Chaos Engineering — What and who is a chaos engineer?

Answering questions from my webinar

I recently did a two-hour webinar dedicated to chaos engineering and got a lot of great questions from the audience. In this mini-series of posts, I will take some time to answer them.

If you missed the webinar, you can access it on-demand from the link below. And if you have questions you would like me to address, feel free to ask me directly on Twitter :-)

These are some of the question I was asked:

Who’s the best set of people to start looking into chaos engineering in a team?
How can performance engineers drive chaos engineering ideas?
In general, whose responsibility is chaos engineering? Would this fall to the solutions architect/engineering team, a Business Continuity team, or a ‘virtual’ team that spans all teams involved in the application?

Great set of first questions! I grouped them since they are very similar to one another.

First of all, let’s debunk a myth. The myth of the chaos engineer going around service teams and surprising them with breaking things randomly, without noticing them, and hoping developers will keep smiling.

It is a myth!

Chaos engineers are more likely to be advocates, helping teams understand what chaos engineering is and how to prepare for it, explaining and even demoing how to do it, and in most cases, coordinating the execution of experiments and GameDays*. But they work WITH the teams, not against them.

I like to think of chaos engineers as program managers instead, with a strong background in software engineering, a good understanding of resiliency patterns, and, more importantly, a passion for the practice of chaos engineering — a contagious passion. Driving the adoption of chaos engineering practices happens through technical presentations and workshops, writing and sharing ideas, support meetings, brainstorming sessions, running GameDays, celebrating wins, etc. The chaos engineer is an evangelist of the discipline, not necessarily the one that pulls the trigger.

Chaos engineering is a practice more than a job definition, and thus everyone in the software engineering or operation teams can use the chaos engineering methodology to improve their systems. Often the best person to do fault injections in a software system is the ones most intimate with the software system itself. Yes, I am talking about the developer!

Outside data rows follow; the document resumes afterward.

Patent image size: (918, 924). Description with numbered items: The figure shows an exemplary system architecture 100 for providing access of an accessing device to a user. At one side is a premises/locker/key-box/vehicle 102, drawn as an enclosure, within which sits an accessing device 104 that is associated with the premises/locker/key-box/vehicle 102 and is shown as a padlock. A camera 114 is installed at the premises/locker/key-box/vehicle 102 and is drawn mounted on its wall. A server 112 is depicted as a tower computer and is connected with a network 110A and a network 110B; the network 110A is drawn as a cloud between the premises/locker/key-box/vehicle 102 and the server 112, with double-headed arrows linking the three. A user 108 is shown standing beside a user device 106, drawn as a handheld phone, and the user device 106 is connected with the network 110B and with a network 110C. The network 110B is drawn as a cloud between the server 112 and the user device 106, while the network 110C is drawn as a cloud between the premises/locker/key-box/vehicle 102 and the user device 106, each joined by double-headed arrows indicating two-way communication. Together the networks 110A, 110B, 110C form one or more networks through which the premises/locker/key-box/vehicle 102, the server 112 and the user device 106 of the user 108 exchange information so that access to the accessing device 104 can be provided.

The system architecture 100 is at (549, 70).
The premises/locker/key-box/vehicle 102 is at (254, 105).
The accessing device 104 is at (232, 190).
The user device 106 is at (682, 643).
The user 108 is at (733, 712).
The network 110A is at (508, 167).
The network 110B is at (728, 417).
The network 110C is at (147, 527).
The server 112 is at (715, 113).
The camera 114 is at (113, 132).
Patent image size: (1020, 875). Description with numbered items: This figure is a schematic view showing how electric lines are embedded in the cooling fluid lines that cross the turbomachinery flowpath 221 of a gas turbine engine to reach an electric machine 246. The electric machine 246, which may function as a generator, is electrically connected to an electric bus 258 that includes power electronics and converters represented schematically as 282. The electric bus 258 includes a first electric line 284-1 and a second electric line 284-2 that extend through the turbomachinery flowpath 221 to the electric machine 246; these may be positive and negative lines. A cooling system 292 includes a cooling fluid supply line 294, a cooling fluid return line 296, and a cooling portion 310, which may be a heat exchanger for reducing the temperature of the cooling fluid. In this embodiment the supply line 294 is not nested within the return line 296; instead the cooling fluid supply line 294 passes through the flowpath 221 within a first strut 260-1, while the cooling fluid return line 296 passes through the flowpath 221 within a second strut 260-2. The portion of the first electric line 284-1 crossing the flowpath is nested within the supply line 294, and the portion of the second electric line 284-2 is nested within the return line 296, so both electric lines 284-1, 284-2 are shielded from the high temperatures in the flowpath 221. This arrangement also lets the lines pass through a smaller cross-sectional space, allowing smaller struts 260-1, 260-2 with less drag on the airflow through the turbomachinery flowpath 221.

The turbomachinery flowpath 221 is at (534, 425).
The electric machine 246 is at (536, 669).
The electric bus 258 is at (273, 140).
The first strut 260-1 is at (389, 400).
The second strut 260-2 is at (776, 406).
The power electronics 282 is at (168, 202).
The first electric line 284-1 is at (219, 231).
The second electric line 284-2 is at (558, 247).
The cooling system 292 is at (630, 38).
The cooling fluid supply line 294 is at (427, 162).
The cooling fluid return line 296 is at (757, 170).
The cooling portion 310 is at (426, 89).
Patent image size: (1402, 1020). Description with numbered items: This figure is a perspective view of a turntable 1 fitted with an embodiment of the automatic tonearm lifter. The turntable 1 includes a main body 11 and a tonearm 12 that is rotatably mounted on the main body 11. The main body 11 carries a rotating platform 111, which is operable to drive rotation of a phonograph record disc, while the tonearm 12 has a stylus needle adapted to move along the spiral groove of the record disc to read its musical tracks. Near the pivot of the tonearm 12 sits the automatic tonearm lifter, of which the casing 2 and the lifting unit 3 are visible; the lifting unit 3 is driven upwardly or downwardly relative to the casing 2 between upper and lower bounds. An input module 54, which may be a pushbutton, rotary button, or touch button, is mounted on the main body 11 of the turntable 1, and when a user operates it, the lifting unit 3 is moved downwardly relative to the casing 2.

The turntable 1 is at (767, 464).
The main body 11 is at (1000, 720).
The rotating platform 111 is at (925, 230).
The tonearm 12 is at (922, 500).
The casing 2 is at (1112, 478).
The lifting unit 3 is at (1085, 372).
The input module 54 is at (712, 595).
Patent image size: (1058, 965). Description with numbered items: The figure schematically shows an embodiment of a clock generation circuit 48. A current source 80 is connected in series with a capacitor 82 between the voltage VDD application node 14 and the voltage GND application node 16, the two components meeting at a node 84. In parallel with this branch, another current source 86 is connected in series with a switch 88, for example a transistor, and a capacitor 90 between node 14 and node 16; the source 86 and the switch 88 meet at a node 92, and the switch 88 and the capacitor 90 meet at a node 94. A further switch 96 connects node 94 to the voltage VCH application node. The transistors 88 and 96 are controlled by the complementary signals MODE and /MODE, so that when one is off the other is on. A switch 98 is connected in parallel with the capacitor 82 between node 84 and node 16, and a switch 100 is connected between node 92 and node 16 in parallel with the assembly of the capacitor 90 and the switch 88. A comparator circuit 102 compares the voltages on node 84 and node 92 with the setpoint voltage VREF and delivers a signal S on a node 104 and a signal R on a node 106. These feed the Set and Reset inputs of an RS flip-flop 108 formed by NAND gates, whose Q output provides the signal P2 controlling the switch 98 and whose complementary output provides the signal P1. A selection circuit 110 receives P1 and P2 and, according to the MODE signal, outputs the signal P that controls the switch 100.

The best way to start a chaos engineering practice is thus to start a chaos engineering program** and elect a champion for the job. That champion can be a new hire or not — the important is that the champion needs a strong background in software engineering and a passion for chaos engineering. The rest is like everything; it can be learned.

If you can’t afford to hire someone dedicated to the role, you still will need a program and someone managing it. A program gives substances to an idea, something to show progress and hold onto when things get harder. The program needs some goals. Without goals, there isn’t accountability. However, setting goals requires the full awareness of the possible biases associated with setting goals and capturing metrics [1].
Goals like “reducing the number of sev1 tickets” are not suitable as they don’t focus on learning and can be fooled easily by merely not raising ticket severity (which will have a negative impact).

Goals such as “conducting one GameDay a month, with each team” are better since they focus on the action, not the result. Remember, we are trying to setup a new practice, learn new ways of thinking about systems, and the outcome of that is hard to measure directly. Sure, you will see some short terms and long terms benefits, but they often differ between organizations.

Ask yourself this simple question: “What do we want to learn?.” Then, create the program and goals around that simple idea. Have realistic goals too — chaos engineering will never remove all the risks and potential failures in your system.

— Adrian


* The term GameDay was coined by Jesse Robbins when he worked at Amazon. A GameDay is an exercise during which teams practice responding to an incident in a “safe” environment by purposefully injecting failures in order to increase the availability of software systems. A GameDay is like a fire drill. His talk from 2011 is still my all-time favorite talk.

** I will address the question “how to start a chaos engineering program” in a later post since it deserves its own post.